As Kary Mullis, the PCR test inventor, said, “[PCR] is the process that is used to make a whole a lot of something out of something. It does not tell you if you are sick and it does not tell you that the thing you ended up with is gonna hurt you.” Internet searches typically generate a list of “fact-checked” websites that debunk the claim that the PCR test may be unreliable and controversial. But to hold a debate on the accuracy of a test – any test – usually involves reviewing its reliability and validity coefficients which, in case of the PCR test, could not be found. In any event, the accuracy of the PCR test is assumed.
- It was assumed that people who had been documented as “Covid-19 deaths” indeed died from the disease and not from other frequently diagnosed comorbid conditions such as lung, heart, kidney and liver diseases, as well as diabetes, stroke, and cancer. The validity of this assumption is dependent on health care systems in the four states being diligent in recording deaths accurately and being unaffected by financial or political incentives.
It was further assumed that the same diagnostic criteria have been used for cases in all four states. From a practical point of view, however, this is doubtful, simply because the official Covid-19 symptomology has been changing as the pandemic has progressed. In addition, there have been reports suggesting attribution of Covid-19 as cause of death to Covid-19-positive individuals who, for example, fell from ladders or were shot to death. Nonetheless, this study assumes the accuracy of Covid-19 case diagnoses and cause-of-death attribution.

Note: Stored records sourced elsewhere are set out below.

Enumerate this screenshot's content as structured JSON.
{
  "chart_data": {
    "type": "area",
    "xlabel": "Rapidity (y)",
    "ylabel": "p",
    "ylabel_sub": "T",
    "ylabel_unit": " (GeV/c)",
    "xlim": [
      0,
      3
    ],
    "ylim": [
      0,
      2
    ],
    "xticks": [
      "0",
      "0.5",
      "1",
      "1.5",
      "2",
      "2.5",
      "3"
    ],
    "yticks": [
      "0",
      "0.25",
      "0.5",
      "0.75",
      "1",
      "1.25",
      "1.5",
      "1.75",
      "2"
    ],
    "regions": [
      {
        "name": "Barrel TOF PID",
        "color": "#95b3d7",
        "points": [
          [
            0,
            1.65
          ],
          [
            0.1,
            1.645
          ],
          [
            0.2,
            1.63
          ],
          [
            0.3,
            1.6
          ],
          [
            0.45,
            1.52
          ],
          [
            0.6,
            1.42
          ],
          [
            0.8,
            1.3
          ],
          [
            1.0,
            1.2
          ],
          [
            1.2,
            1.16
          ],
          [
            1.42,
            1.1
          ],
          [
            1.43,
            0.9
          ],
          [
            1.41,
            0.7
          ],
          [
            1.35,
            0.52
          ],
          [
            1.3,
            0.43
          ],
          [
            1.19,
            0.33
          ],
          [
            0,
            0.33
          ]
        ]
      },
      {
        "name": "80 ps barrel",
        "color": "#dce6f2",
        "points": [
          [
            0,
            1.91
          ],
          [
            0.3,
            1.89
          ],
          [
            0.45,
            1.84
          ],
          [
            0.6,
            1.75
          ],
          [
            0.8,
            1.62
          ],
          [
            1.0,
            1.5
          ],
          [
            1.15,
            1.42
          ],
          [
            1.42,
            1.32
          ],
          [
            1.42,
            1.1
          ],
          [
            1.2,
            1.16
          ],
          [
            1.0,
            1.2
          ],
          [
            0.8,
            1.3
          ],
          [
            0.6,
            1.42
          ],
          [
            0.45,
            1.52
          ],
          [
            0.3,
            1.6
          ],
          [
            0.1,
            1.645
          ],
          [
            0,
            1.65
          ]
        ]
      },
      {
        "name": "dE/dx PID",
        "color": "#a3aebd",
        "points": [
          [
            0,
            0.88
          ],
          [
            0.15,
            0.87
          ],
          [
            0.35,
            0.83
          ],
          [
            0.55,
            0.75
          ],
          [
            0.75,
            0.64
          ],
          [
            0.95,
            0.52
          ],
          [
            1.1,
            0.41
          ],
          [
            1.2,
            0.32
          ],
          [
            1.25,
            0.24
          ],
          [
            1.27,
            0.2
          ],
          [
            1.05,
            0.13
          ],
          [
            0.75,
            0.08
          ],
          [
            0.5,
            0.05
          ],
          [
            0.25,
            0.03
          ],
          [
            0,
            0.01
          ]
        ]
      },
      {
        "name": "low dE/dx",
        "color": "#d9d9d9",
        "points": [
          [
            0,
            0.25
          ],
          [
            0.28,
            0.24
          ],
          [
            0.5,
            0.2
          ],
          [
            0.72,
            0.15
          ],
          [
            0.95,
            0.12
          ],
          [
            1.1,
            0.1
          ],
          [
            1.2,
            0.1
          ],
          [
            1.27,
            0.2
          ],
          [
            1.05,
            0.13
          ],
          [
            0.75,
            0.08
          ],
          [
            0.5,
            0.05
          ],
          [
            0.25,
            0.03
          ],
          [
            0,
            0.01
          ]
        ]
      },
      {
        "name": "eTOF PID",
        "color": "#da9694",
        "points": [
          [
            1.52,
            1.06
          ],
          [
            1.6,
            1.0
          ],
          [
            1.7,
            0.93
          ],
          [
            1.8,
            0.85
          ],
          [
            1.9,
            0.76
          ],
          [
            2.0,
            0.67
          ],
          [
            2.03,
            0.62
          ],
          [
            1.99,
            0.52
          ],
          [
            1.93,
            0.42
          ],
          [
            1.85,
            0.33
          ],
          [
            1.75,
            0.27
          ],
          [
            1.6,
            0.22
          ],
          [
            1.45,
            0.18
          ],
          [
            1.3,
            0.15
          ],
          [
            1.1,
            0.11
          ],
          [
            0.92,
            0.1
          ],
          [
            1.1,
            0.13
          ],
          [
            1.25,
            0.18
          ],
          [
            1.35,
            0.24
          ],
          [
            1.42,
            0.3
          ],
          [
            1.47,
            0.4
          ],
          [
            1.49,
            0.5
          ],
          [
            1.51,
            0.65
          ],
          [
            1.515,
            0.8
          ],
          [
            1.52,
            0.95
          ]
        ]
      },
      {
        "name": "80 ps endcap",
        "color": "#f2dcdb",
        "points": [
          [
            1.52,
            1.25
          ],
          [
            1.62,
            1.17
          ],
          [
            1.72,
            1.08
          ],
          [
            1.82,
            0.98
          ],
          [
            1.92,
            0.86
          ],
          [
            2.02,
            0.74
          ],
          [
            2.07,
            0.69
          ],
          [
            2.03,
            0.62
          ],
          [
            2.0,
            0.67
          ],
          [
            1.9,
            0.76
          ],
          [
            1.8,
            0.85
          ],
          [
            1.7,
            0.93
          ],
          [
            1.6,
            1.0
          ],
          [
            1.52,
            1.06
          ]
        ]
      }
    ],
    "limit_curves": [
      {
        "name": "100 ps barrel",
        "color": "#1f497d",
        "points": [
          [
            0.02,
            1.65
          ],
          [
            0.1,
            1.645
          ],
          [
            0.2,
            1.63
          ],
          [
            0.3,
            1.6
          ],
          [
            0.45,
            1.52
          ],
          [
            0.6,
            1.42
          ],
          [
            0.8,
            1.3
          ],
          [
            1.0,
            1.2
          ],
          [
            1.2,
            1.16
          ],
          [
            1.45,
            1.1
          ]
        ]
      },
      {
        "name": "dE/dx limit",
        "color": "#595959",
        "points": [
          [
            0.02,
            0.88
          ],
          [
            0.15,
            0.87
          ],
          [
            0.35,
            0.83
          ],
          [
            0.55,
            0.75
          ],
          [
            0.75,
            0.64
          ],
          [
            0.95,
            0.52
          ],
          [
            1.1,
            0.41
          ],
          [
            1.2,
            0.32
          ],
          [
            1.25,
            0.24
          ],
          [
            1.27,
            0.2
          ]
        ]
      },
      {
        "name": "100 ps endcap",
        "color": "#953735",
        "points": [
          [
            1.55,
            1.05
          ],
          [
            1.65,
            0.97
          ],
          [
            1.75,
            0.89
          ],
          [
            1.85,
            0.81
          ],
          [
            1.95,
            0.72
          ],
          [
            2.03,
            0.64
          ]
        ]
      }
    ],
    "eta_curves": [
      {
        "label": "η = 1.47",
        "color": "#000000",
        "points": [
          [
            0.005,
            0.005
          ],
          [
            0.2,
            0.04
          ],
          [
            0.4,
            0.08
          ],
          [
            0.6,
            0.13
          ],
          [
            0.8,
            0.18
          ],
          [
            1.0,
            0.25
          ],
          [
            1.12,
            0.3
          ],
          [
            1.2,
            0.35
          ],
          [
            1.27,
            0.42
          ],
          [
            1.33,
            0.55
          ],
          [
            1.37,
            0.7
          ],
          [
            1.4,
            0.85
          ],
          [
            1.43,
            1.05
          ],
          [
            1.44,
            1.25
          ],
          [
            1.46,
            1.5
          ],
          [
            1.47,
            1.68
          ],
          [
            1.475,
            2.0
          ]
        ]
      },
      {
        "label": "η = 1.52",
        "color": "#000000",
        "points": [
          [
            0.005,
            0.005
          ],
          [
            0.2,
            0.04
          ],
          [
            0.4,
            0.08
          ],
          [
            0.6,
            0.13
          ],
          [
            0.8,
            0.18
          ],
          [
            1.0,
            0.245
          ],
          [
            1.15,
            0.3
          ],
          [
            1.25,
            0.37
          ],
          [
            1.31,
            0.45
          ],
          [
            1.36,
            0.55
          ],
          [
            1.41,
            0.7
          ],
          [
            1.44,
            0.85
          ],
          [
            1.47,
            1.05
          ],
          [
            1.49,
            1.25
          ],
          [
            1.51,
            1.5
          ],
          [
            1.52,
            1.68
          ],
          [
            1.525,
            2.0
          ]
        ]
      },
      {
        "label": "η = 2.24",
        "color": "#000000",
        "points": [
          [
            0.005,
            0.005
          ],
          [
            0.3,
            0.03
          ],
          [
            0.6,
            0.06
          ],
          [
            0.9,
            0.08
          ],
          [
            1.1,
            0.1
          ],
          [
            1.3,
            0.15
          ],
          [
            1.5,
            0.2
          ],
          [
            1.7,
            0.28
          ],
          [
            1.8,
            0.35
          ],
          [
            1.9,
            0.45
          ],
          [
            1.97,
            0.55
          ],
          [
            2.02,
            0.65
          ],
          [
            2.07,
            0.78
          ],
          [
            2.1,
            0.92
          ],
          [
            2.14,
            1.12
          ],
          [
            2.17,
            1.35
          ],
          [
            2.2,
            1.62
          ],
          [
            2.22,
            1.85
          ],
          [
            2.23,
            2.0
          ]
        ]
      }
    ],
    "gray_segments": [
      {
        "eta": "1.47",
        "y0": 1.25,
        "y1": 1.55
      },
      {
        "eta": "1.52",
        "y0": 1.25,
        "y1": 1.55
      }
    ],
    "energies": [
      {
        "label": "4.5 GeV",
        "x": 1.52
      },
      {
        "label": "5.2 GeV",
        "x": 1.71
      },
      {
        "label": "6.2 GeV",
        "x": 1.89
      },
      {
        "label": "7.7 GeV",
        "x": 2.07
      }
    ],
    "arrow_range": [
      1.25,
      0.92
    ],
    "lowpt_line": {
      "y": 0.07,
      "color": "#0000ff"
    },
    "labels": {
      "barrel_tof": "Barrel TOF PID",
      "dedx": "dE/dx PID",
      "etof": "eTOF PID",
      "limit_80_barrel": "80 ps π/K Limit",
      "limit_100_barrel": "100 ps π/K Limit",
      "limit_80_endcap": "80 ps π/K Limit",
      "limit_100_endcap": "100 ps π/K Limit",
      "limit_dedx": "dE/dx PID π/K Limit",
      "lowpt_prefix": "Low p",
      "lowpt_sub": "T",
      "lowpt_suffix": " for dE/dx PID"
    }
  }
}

In comparing the course of the Covid-19 crisis in the four states, it was assumed that the role of other factors potentially affecting the official statistics had been negligible. In other words, if there were errors in recording instances of the virus and deaths from it, these errors are random.
It was beyond the scope of the study to determine the consistency and severity of the enforcement of lockdowns and other restrictions. It cannot be known how variations between states in this important area influenced popular adherence to government measures.
There are, nonetheless, at least two critical and observable factors that vary systematically across the states: population and climate. The importance of roughly comparable population is self-evident. Comparable climate is important because Covid-19 was quickly recognized as a seasonal virus that especially thrives in colder and drier environments and that succumbs under UV radiation (including sunlight). This suggested the importance of comparing states with similar seasonality and latitude.
Additional important observable factors can also be broadly compared from state to state: demographics, economic structure and degree of urbanization. These factors were taken into consideration in this analysis, while other potentially influential but research-intensive factors, such as degree of mass transit use, hygiene practices and household living arrangements, were left aside.
Selecting pairs of states that are similar in as many of these factors as could be found among the 50 states enabled commenting on the temporal relationships between the state measures and the Covid-19 data and to make comparisons regarding the impact of those interventions.
Maria (Masha) V. Krylova is a Social Psychologist and writer based in Calgary, Alberta who has a particular interest in the role of psychological factors affecting the socio-political climate in Russia and Western countries.